Иванов Константин

Сумерки

Удалившись от «шума городского», люблю я сидеть в избе возле оконца и сумерничать, наблюдая за угасающей зорькой, которая, медленно сгущаясь, переходит в ночь…
В один из таких вечеров, чтобы скоротать одиночество, забрел я к приятелю, такому же бобылю – одиночке Евтихию, что живет возле святого источника – студенца, особо почитаемого в округе народом православным.
В самом начале семидесятых годов Евтихий Никитин приобрел махонькую избушку «о два оконца» у дочери умершей учителки, которая в годы своей молодости купила ее у матушки Евдокии, овдовевшей попадьи, покойного отца Василия.
Батюшка, по воспоминаниям соседушек, служил единоверческим священником в храмя во имя Святителя Христова Николы Чудотворца.
Бревенчатая церквушка была поставлена еще в прошлом веке, в один день, рублена в лапу, без единого гвоздя…
Весной минувшего года, в аккурат под праздник Святителя и Чудотворца Николы Майского, храм был подожжен местным антихристом Мишкой, по прозвищу – «Жмых-рябой».
Мой приятель, о котором я веду рассказ, в первые дни своего младенчества получил от атеиствующих районных начальников безбожное имя – Ким, записанное ими в его метрическое свидетельство о рождении.
С годами взросления и вразумления смысла жизни подросток стал все более и более осознавать кощунствующую сущность носимой им «кликухи». В годы учебы в Калининском Университете он задумал сменить безбожную кличку на православное имя.
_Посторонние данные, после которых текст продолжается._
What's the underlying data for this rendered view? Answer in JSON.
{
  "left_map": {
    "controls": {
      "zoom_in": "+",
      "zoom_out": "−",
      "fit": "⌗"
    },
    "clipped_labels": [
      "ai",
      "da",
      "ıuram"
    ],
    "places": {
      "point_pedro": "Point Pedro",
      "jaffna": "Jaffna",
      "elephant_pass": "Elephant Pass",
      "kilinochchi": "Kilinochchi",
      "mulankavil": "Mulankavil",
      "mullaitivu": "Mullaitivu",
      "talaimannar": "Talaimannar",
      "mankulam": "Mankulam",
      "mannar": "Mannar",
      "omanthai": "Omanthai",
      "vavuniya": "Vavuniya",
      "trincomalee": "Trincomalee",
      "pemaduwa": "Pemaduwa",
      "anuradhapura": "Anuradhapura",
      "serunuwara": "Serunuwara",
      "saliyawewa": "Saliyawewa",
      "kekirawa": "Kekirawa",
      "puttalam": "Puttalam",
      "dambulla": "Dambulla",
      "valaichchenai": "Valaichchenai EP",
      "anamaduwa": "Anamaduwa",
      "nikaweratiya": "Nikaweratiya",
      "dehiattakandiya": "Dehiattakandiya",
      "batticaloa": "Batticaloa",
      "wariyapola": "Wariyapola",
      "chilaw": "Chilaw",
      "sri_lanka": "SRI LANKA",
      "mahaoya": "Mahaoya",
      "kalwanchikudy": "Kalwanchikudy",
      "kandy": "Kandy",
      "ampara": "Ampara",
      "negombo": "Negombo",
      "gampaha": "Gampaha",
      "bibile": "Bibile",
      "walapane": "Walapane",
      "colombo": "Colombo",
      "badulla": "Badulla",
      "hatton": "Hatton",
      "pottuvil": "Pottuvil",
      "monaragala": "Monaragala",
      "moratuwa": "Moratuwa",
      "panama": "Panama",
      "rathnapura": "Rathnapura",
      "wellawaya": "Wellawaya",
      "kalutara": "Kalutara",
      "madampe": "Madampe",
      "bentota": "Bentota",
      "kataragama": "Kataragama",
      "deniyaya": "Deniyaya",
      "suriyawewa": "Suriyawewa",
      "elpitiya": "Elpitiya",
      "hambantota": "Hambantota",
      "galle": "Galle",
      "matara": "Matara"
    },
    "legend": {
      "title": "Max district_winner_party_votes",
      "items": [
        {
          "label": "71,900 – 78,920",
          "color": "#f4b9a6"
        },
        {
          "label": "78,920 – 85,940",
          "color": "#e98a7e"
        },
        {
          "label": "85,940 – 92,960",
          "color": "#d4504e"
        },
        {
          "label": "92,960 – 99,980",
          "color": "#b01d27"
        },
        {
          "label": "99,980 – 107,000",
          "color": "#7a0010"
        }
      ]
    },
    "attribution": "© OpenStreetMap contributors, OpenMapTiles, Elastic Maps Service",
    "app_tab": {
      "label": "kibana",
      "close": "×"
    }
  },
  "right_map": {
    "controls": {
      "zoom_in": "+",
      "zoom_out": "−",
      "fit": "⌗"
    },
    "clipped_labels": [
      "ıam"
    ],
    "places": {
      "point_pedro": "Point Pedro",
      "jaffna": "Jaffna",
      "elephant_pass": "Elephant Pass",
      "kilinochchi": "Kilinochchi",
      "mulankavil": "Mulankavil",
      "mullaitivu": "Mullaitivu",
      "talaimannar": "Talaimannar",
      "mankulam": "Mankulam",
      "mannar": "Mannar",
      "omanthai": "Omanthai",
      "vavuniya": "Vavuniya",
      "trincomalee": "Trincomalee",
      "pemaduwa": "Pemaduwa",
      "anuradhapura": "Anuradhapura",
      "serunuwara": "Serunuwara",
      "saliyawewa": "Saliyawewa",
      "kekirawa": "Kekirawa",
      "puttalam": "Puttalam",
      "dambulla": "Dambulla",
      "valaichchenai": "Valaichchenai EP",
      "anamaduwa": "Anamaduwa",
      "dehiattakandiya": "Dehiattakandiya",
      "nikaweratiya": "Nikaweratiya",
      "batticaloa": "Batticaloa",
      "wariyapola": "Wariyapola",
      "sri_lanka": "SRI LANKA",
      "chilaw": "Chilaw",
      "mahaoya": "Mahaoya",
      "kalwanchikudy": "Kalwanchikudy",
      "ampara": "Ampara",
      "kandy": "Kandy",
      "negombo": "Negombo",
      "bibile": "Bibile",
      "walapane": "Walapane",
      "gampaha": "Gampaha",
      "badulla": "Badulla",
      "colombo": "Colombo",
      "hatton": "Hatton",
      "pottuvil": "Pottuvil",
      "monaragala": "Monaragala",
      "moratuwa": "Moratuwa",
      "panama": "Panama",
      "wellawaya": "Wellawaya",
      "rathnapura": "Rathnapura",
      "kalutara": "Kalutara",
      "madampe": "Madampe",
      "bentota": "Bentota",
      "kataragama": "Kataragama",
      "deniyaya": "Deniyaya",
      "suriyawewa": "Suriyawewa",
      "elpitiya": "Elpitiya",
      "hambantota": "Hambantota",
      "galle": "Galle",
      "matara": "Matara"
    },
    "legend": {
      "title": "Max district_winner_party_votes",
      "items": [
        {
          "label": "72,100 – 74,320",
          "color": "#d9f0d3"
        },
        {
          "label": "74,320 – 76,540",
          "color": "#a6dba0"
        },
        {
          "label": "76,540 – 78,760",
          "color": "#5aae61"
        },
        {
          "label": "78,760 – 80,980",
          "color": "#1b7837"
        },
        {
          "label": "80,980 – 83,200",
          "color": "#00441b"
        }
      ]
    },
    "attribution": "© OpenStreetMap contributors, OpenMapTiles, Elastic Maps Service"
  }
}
Однажды он зашел в избу к своей доброй соседке – старой Устинье, которая посоветовала ему съездить в Боровичи и, зайдя в храм, поговорить со священником об этом. С этого дня мысль - «поговорить с батюшкой» - не покидала его, но охвативший страх, что об этом узнают преподаватели и студенты – однокурсники, не позволял ему это сделать.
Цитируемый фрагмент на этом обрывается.